Thursday 29 May 2008

When delay in lodging appeal was inexcusable

North Kisii Central Farmers Co. Ltd-v-Attorney General (Civil Application No. NAI. 186 of 1993 (unreported)

 

Court of Appeal: Tunoi, J,A (in Chambers); 30th September, 1993

Advocate for Applicant: Mr. Oira

Advocate for the Respondent: Not disclosed

 

Authorities Cited

  1. The public Trustee of Kenya-v-Francis Muchina Kamau (Civil Application No. Nai. 26 of 1985 (unreported)-Distinguished
  2. John Kuria-v-Kalen Wahito (Civil Application no. Nai. 19 of 1983 (unreported)-Distinguished

 

Issue: Whether inordinate delay in lodging appeal could be excused on the ground that it was allegedly caused by negligence of an advocate?

 

The application was for leave to lodge notice and records of appeal out of time under rules 4, 9, 42 and 76 of the Court of Appeal Rules.

 

The judgment appealed against had been delivered two years before. It was argued in support of the application that the delay in instituting the appeal was attributable to the advocate previously acting for the applicant. The contention was that even though the judgment was passed in 19th November, 1991, the advocate did not inform the applicant about it until March 1993.

 

Delay mistake of the applicant's advocate

It was submitted for the applicant that to deny the leave would be to visit the mistake of the advocate upon the litigant. The court was reminded in support of the holding in The public Trustee of Kenya-v-Francis Muchina Kamau (Civil Application No. Nai. 26 of 1985 (unreported). The Court of Appeal in that case held in that case that mistakes by advocates should not prejudice litigants in any litigation and should be excused.

 

The applicant also expressed the view that in land matters, parties should not be obstructed in having their disputes finally determined by the court. In support, the decision of the court of Appeal in John Kuria-v-Kalen Wahito (Civil Application no. Nai. 19 of 1983 (unreported) was cited.

 

Opposition on ground that delay inordinate

The application was opposed on the ground that there had been excessive, flagrant and inordinate delay on the part of the applicant.

 

The court agreed with Respondent and held that the delay was excessive, flagrant and inordinate.
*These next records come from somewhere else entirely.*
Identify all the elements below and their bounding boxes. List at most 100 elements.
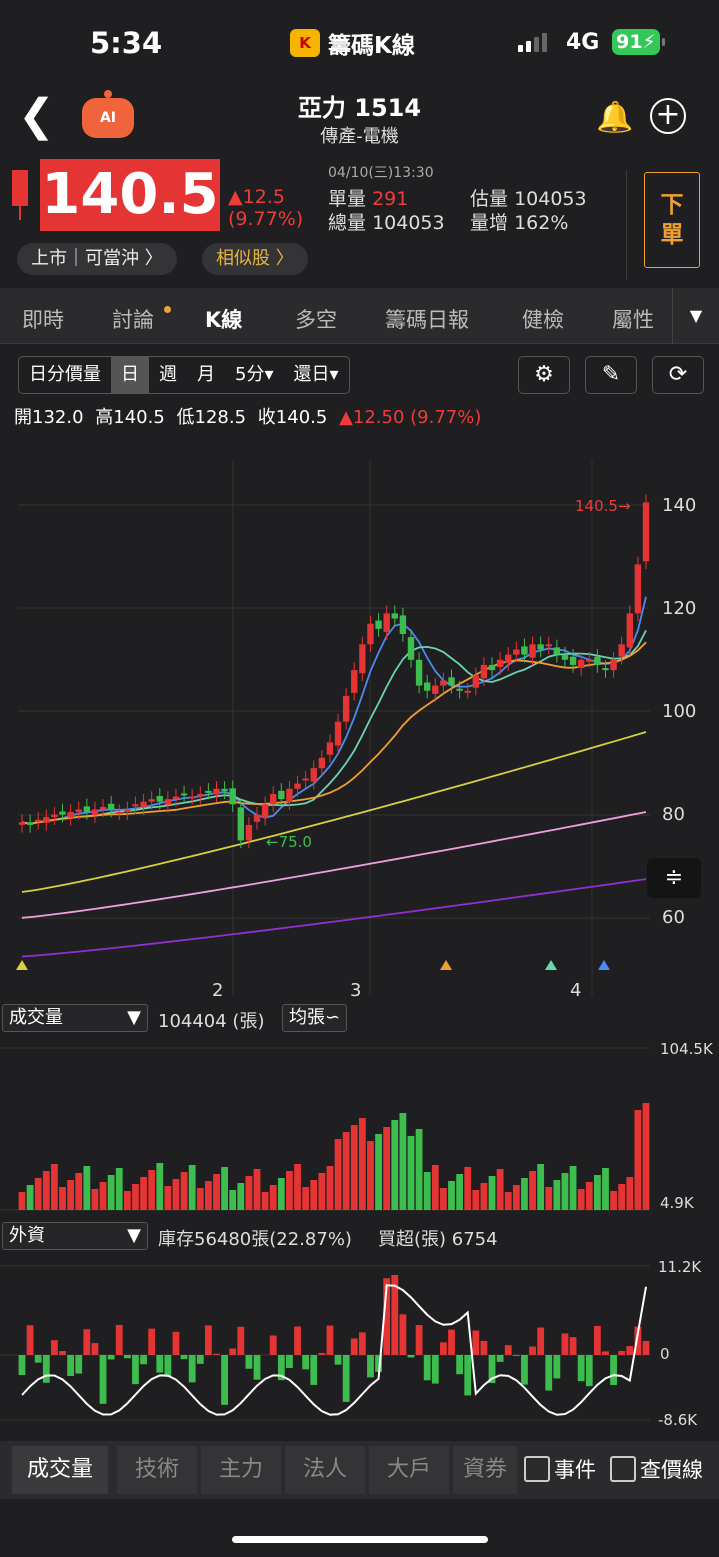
volume-indicator-select[interactable]: 成交量 ▼ xyxy=(2,1004,148,1032)
single-volume-value: 291 xyxy=(372,188,409,210)
foreign-bar xyxy=(350,1338,358,1355)
tab-attributes[interactable]: 屬性 xyxy=(612,308,654,332)
candle-body xyxy=(310,768,317,782)
candle-body xyxy=(43,817,50,823)
candle-body xyxy=(618,644,625,657)
similar-stocks-button[interactable]: 相似股 〉 xyxy=(202,243,308,275)
candle-body xyxy=(261,804,269,818)
tab-chip-daily[interactable]: 籌碼日報 xyxy=(385,308,469,332)
volume-bar xyxy=(253,1169,261,1210)
candle-body xyxy=(164,799,172,805)
candle-body xyxy=(488,664,496,671)
volume-bar xyxy=(456,1174,464,1210)
ma20-line xyxy=(21,641,647,825)
event-marker-icon[interactable] xyxy=(16,960,28,970)
volume-bar xyxy=(553,1180,561,1210)
institution-select[interactable]: 外資 ▼ xyxy=(2,1222,148,1250)
volume-bar xyxy=(91,1189,99,1210)
change-percent: (9.77%) xyxy=(228,208,304,230)
indicator-tabs: 成交量 技術 主力 法人 大戶 資券 事件 查價線 xyxy=(0,1441,719,1499)
event-checkbox[interactable]: 事件 xyxy=(524,1454,596,1484)
period-week[interactable]: 週 xyxy=(159,364,177,385)
ma10-line xyxy=(21,629,647,825)
rotate-icon[interactable]: ⟳ xyxy=(652,356,704,394)
volume-bar xyxy=(464,1167,472,1210)
foreign-bar xyxy=(512,1355,520,1356)
foreign-max-label: 11.2K xyxy=(658,1258,702,1276)
y-tick-60: 60 xyxy=(662,907,685,928)
candle-body xyxy=(270,793,277,805)
tab-bull-bear[interactable]: 多空 xyxy=(295,308,337,332)
event-marker-icon[interactable] xyxy=(598,960,610,970)
ma60-line xyxy=(21,731,647,893)
btab-institution[interactable]: 法人 xyxy=(285,1446,365,1494)
candle-body xyxy=(521,646,528,655)
institution-label: 外資 xyxy=(9,1225,45,1246)
ai-robot-icon[interactable]: AI xyxy=(82,90,134,138)
back-icon[interactable]: ❮ xyxy=(18,90,55,141)
foreign-bar xyxy=(610,1355,617,1385)
price-line-checkbox[interactable]: 查價線 xyxy=(610,1454,703,1484)
tab-more-icon[interactable]: ▼ xyxy=(672,288,719,344)
foreign-bar xyxy=(537,1327,545,1355)
scale-toggle-icon[interactable]: ≑ xyxy=(647,858,701,898)
network-label: 4G xyxy=(566,30,600,55)
candle-body xyxy=(594,656,601,665)
candle-body xyxy=(375,620,382,629)
add-icon[interactable]: + xyxy=(650,98,686,134)
btab-volume[interactable]: 成交量 xyxy=(12,1446,108,1494)
foreign-bar xyxy=(286,1355,293,1369)
price-line-checkbox-label: 查價線 xyxy=(640,1458,703,1482)
period-day[interactable]: 日 xyxy=(111,357,149,393)
foreign-bar xyxy=(318,1352,326,1355)
market-tag[interactable]: 上市｜可當沖 〉 xyxy=(17,243,177,275)
tab-realtime[interactable]: 即時 xyxy=(22,308,64,332)
foreign-bar xyxy=(334,1355,342,1365)
stock-sector: 傳產-電機 xyxy=(320,126,399,147)
candle-body xyxy=(172,796,180,800)
average-select[interactable]: 均張∽ xyxy=(282,1004,348,1032)
period-intraday[interactable]: 日分價量 xyxy=(29,364,101,385)
quote-panel: 140.5 ▲12.5 (9.77%) 04/10(三)13:30 單量 291… xyxy=(0,156,719,286)
candle-body xyxy=(213,788,220,795)
foreign-bar xyxy=(34,1355,42,1363)
tab-health[interactable]: 健檢 xyxy=(522,308,564,332)
event-marker-icon[interactable] xyxy=(545,960,557,970)
tab-kline[interactable]: K線 xyxy=(205,308,243,332)
candle-body xyxy=(440,680,447,686)
candle-body xyxy=(529,644,536,658)
bell-icon[interactable]: 🔔 xyxy=(596,100,634,135)
settings-icon[interactable]: ⚙ xyxy=(518,356,570,394)
candle-body xyxy=(537,644,544,650)
kline-chart[interactable]: 140.5→ ←75.0 xyxy=(0,440,719,1000)
candle-body xyxy=(634,564,642,614)
tab-discussion[interactable]: 討論 xyxy=(112,308,154,332)
draw-icon[interactable]: ✎ xyxy=(585,356,637,394)
order-button[interactable]: 下 單 xyxy=(644,172,700,268)
candle-body xyxy=(107,803,115,810)
foreign-bar xyxy=(569,1337,577,1355)
status-bar: 5:34 K 籌碼K線 4G 91 ⚡ xyxy=(0,0,719,84)
total-volume-value: 104053 xyxy=(372,212,445,234)
btab-major[interactable]: 主力 xyxy=(201,1446,281,1494)
event-marker-icon[interactable] xyxy=(440,960,452,970)
period-restore[interactable]: 還日▾ xyxy=(293,364,339,385)
foreign-bar xyxy=(269,1335,277,1355)
period-month[interactable]: 月 xyxy=(197,364,215,385)
btab-technical[interactable]: 技術 xyxy=(117,1446,197,1494)
foreign-bar xyxy=(545,1355,553,1391)
period-5min[interactable]: 5分▾ xyxy=(235,364,274,385)
volume-bar xyxy=(277,1178,285,1210)
volume-bar xyxy=(172,1179,180,1210)
btab-big-holders[interactable]: 大戶 xyxy=(369,1446,449,1494)
candle-body xyxy=(577,659,585,669)
volume-bar xyxy=(569,1166,577,1210)
btab-margin[interactable]: 資券 xyxy=(453,1446,517,1494)
foreign-bar xyxy=(99,1355,107,1404)
volume-bar xyxy=(115,1168,123,1210)
foreign-net: 買超(張) 6754 xyxy=(378,1229,498,1250)
foreign-bar xyxy=(221,1355,228,1405)
foreign-bar xyxy=(358,1332,366,1355)
foreign-bar xyxy=(213,1353,220,1355)
stock-title: 亞力 1514 xyxy=(297,94,422,122)
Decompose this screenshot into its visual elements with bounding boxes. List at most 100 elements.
The learned judge was convinced that the delay was occasioned by the fact that the applicant did not bother whichever way the judgment went.

 

Court's reasons for agreeing delay inordinate

In coming to this conclusion, the court considered that the applicant evidently knew when the trial came to an end and also the date fixed for the delivery of judgment. Further, it reasoned that obviously the applicant was anxious to know the conclusion and the decision and therefore was incumbent upon it as a prudent litigant to be in constant touch with its advocate. In the circumstances, the court thought it unthinkable that the applicant would agree to be in the dark for about two years.

 

The authorities distinguished

The fact that the applicant did not file the application until after two months after the advocate informed him of the judgment was also considered. The court concluded that even if it was to be assumed that the former advocate was guilty of negligence, such delay by the applicant of being informed of the judgment was culpable.

 

On the fact that land issue was involved, the court considered that an innocent third party purchaser of the land not party to the subject suit was involved. It concluded that that explained why the applicant had been compensated for by damages.

 

Conclusion

In conclusion, the court found that the applicant had not given a reasonable explanation for the inordinate delay that had occurred and that the same had not been explained to the court's satisfaction. The court therefore declined to exercise its discretion in favour of the applicant and therefore dismissed the application with costs.